Katie Turner asked if the proclamation is addressed in the Forum Bylaws. The Chair said that the proclamation is not addressed but is available to the Forum. He said that the proclamation would put forth the conditions under which privatization would be acceptable to the Forum. Turner asked that the words “rather than ideology” be struck from the proclamation. The Chair agreed to this friendly amendment. Ben Triplett voiced concern that the proclamation would affect discussions with the Administration in a negative way. Turner moved to close discussion, which was approved with two against. The motion to adopt the proclamation was made by Katie Turner and seconded by Jackie Overton. Twenty-two delegates voted in favor, with two opposing and two abstaining. The motion was approved.
Katie Turner asked to allow Student Stores employees the opportunity to speak on their work supporting students. Don Hamm from Accounts Payable said that he did not want to lose his job through privatization, which did not seem right to him. Don Morelock of Accounting said that he had worked 18 years with Student Stores. He said his seniority would be lost if the Stores were privatized. He loves his job and works hard to meet the needs of students. He said that staff at other institutions in which Follett has taken over have seen skeleton staff providing inferior service to customers. He said that the Bull’s Head Bookshop represents the public face of the University. Another Student Services employee said that the University had fired Follett for being too expensive in a previous effort. He said that the company did not deliver savings to pass onto students.
Kathy Ramsey asked if the unsolicited bid was on-line. It was noted that the bid had been leaked and was available through the internet.
Katie Turner read resolution 15-04 regarding the Student Stores situation, on first reading. Shayna Hill asked if the University had received proposals from companies other than Follett. Turner said that Barnes & Noble and Amazon have each submitted proposals. The Chair said that the Forum’s duty as an advisory body to the Chancellor is to establish what should be done with respect to these issues. Turner recalled obtaining details for the resolution from meetings with Clerical/Secretarial employees (Forum Division 6). The Chair said that Forum delegates have the power and responsibility to find out what is going on in this matter.
Ben Triplett objected to the rapidity with which the resolution was being introduced and submitted for approval. He saw no compelling reason for the rush. Turner said that there are estimates that the RFP process will be completed by February.

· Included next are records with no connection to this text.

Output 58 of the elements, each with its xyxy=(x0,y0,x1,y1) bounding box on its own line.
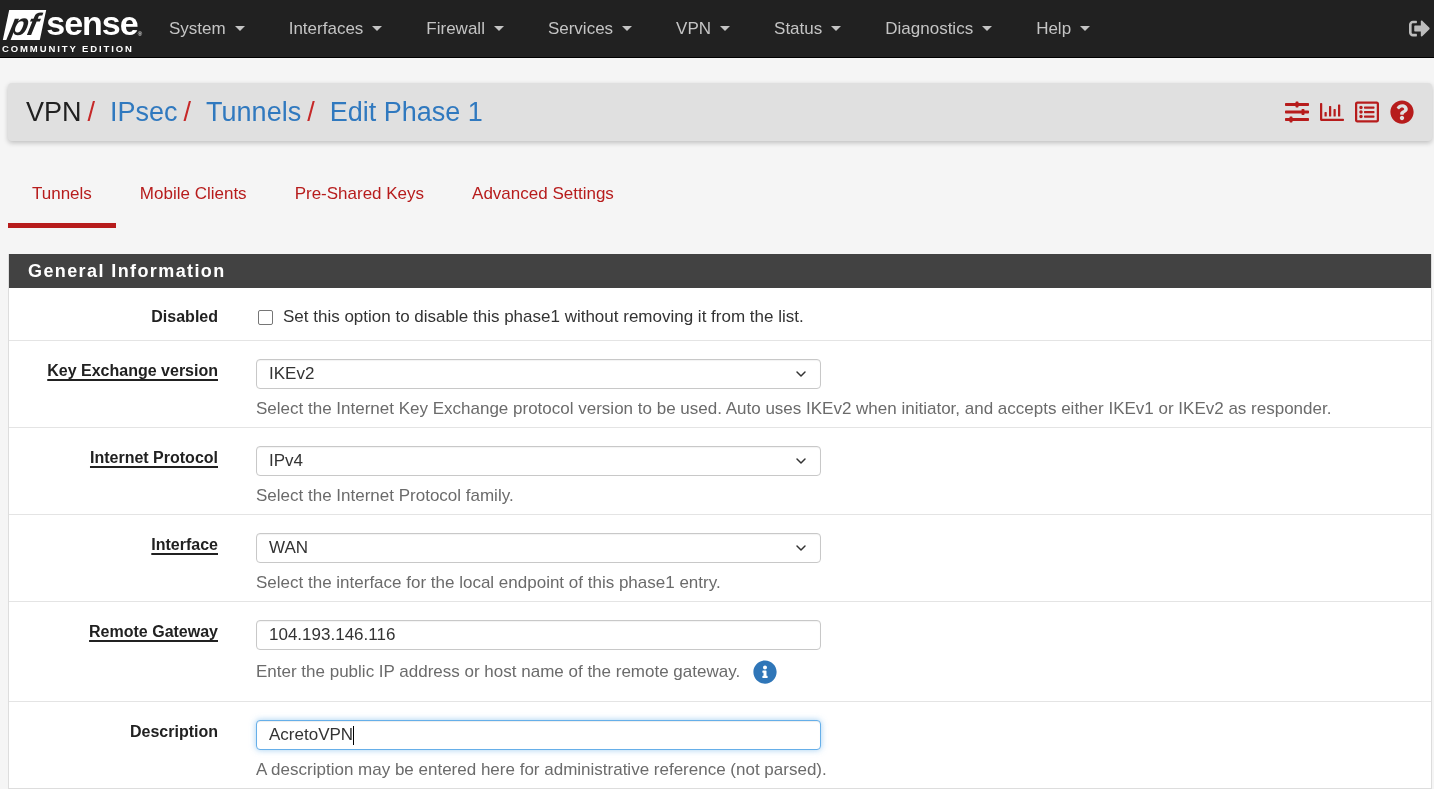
tab[interactable]: Pre-Shared Keys xyxy=(270,163,449,228)
select-field[interactable]: IKEv2 xyxy=(256,359,821,389)
list-button[interactable] xyxy=(1355,100,1379,124)
caret-icon xyxy=(493,26,504,31)
caret-icon xyxy=(982,26,993,31)
breadcrumb-text: VPN xyxy=(26,96,82,128)
checkbox-label: Set this option to disable this phase1 without removing it from the list. xyxy=(283,307,804,327)
breadcrumb-separator: / xyxy=(307,96,315,128)
tab[interactable]: Mobile Clients xyxy=(115,163,271,228)
help-text: Select the Internet Protocol family. xyxy=(256,486,514,506)
field-label[interactable]: Remote Gateway xyxy=(89,623,218,640)
help-icon xyxy=(1390,100,1414,124)
logo-name: sense xyxy=(46,6,138,40)
field-label: Description xyxy=(130,723,218,740)
logo-mark: pf xyxy=(2,9,47,40)
caret-icon xyxy=(234,26,245,31)
help-button[interactable] xyxy=(1390,100,1414,124)
menu-item[interactable]: Firewall xyxy=(404,0,526,57)
menu-item[interactable]: Status xyxy=(752,0,864,57)
field-label: Disabled xyxy=(151,308,218,325)
input-field[interactable]: 104.193.146.116 xyxy=(256,620,821,650)
bar-chart-icon xyxy=(1320,100,1344,124)
checkbox[interactable] xyxy=(258,309,273,325)
help-text: Enter the public IP address or host name of the remote gateway. xyxy=(256,662,741,682)
menu-item[interactable]: System xyxy=(147,0,267,57)
menu-item[interactable]: Services xyxy=(525,0,655,57)
field-label[interactable]: Interface xyxy=(151,536,218,553)
input-field[interactable]: AcretoVPN xyxy=(256,720,821,750)
chart-button[interactable] xyxy=(1320,100,1344,124)
caret-icon xyxy=(1080,26,1091,31)
menu-item[interactable]: Help xyxy=(1014,0,1113,57)
field-label[interactable]: Key Exchange version xyxy=(47,362,218,379)
logo-edition: COMMUNITY EDITION xyxy=(2,42,135,54)
sliders-button[interactable] xyxy=(1285,100,1309,124)
sliders-icon xyxy=(1285,100,1309,124)
caret-icon xyxy=(720,26,731,31)
help-text: A description may be entered here for administrative reference (not parsed). xyxy=(256,760,827,780)
logout-icon xyxy=(1409,18,1430,39)
info-icon[interactable] xyxy=(753,660,778,684)
tab[interactable]: Advanced Settings xyxy=(448,163,638,228)
caret-icon xyxy=(622,26,633,31)
field-label[interactable]: Internet Protocol xyxy=(90,449,218,466)
breadcrumb-separator: / xyxy=(183,96,192,128)
help-text: Select the Internet Key Exchange protocol version to be used. Auto uses IKEv2 when initiator, and accepts either IKEv1 or IKEv2 as responder. xyxy=(256,399,1332,419)
menu-item[interactable]: Interfaces xyxy=(266,0,405,57)
caret-icon xyxy=(831,26,842,31)
tab[interactable]: Tunnels xyxy=(8,163,116,228)
panel-title: General Information xyxy=(9,254,1431,288)
list-icon xyxy=(1355,100,1379,124)
help-text: Select the interface for the local endpoint of this phase1 entry. xyxy=(256,573,721,593)
menu-item[interactable]: Diagnostics xyxy=(863,0,1015,57)
select-field[interactable]: WAN xyxy=(256,533,821,563)
select-field[interactable]: IPv4 xyxy=(256,446,821,476)
breadcrumb-separator: / xyxy=(87,96,96,128)
caret-icon xyxy=(372,26,383,31)
logout-button[interactable] xyxy=(1409,18,1430,39)
menu-item[interactable]: VPN xyxy=(654,0,753,57)
text-cursor-icon xyxy=(353,725,355,745)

The Chair asked if the Forum wanted to wait for more information or to do something now. He said that the Forum needs more background to represent staff. He thought it best for the Forum to draw a line on this question now.
Katie Turner moved to suspend the rules and consider resolution 15-04 on second reading. There were 24 votes in favor of this motion with two abstentions.
Shayna Hill moved to approve the text of resolution 15-04, seconded by Jackie Overton. Twenty-five delegates voted in favor, with two abstaining. The resolution thus passed.
Ron Campbell confirmed that the resolution would be sent to the Chancellor and her designees.
Clare Counihan noted that the Forum usually has a procedure for discussion of issues of substance, involving discussion two weeks prior to general meetings at Executive Committee meetings. The Chair said that the Bylaws were not violated by the Forum’s action to consider this issue given the urgent need for action.
Jim Fuller noted that the October 13th Carolina Blood Drive would take place in the Great Hall of the Student Union. He asked delegates to participate if possible.
In the absence of further discussion, the meeting adjourned by acclamation at 11:39 a.m.